# kmail & Confixx

## uhai

Kann es sein, dass kmail von einem Confixx-Webmailer keine Mails abholen kann? Es sind normale pop3/smtp-Konten. Kmail kann sich aber nicht anmelden und ich erhalte immer den Fehler: "login nicht möglich"

Die naheliegende Ursache (Name/Passwort) kann ich definitiv ausschließen. 

Schreibt kmail logfiles? Ich nutze metalog, wo finde ich Einträge von kmail? Unter "everything", "faillog" & "mail" taucht n ichts auf...

uhai

----------

## franzf

Hm, ich bin bei UDMedia, da gibt es auch ein Webmail (k.A. ob das jetzt über Confixx läuft). Die geben allerdings selbst für den billigsten Tarif gleich IMAP mit, und damit hab ich keine Probleme.

Kann es sein, dass du irgend was bei der Verschlüsselung/Authentifikation falsch eingestellt hast?

----------

## uhai

Die Verschlüsselung habe ich mit "Fähigkeiten des Servers testen" ermittelt. Passwort und Username habe ich mehrfach getestet.
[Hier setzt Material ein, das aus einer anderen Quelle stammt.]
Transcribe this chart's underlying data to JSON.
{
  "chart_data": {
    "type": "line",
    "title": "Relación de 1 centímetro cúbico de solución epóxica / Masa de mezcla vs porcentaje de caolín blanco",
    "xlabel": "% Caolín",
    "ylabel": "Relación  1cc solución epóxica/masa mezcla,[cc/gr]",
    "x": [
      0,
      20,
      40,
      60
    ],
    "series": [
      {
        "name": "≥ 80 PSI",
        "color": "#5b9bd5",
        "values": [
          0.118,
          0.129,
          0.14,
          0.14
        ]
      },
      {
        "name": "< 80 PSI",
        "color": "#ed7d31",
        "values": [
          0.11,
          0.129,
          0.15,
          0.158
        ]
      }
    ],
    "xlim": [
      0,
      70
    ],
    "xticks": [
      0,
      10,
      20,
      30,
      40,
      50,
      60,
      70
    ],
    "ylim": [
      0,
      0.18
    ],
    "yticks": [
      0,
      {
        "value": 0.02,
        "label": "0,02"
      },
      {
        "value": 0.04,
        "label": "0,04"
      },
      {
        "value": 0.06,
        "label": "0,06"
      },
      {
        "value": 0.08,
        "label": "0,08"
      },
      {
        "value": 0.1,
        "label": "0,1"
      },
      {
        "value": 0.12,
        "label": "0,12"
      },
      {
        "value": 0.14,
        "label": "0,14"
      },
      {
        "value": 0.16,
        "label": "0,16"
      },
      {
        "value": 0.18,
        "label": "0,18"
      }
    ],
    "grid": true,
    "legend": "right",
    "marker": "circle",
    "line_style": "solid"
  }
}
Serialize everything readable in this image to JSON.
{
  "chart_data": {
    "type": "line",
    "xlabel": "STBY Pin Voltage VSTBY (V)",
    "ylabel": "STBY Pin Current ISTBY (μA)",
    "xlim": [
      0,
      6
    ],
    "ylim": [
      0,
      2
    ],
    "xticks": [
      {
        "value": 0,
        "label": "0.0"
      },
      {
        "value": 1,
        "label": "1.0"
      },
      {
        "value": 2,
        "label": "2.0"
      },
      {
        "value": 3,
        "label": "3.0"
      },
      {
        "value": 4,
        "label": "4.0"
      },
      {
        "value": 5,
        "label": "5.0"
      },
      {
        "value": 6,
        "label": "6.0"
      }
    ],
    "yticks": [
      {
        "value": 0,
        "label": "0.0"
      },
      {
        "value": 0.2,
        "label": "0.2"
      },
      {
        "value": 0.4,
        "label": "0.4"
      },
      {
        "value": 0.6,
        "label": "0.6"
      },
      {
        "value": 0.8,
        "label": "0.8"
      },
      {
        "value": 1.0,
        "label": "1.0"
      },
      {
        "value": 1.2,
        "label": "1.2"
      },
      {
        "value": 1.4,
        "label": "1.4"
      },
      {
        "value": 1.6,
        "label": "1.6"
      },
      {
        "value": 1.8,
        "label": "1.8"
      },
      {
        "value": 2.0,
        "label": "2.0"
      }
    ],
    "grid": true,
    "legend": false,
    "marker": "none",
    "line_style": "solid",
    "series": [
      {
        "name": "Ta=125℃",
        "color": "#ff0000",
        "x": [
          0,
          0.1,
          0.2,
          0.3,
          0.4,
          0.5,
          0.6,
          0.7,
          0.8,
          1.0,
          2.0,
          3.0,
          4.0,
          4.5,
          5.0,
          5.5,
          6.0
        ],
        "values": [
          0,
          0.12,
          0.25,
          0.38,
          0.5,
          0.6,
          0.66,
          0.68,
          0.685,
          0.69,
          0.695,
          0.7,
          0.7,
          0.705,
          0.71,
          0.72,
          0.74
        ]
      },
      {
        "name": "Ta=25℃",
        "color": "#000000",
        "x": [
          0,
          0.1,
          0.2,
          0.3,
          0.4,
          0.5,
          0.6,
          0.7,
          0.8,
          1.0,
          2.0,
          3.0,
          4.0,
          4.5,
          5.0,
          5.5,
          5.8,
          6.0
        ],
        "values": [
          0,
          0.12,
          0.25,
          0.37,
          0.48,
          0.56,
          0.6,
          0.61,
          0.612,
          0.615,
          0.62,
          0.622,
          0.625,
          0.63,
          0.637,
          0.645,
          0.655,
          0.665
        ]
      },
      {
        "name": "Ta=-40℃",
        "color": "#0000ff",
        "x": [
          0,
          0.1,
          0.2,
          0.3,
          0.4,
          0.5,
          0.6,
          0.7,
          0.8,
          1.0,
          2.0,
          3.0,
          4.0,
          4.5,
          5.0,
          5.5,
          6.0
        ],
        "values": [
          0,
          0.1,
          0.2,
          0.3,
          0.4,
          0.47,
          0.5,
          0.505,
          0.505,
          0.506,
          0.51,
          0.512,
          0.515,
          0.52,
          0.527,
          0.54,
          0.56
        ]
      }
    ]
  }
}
Im Forum des Providers "joomla100" sind mehrere threads zu finden, die lapidar feststellen "kmail funktioniert hier nicht".

Scheint mir unsinnig, da es sonst ja überall ja zu gehen scheint...

uhai

<edit> Die VErbindung wird vom pop-Server abgebrochen behauptet kmail... </edit>

----------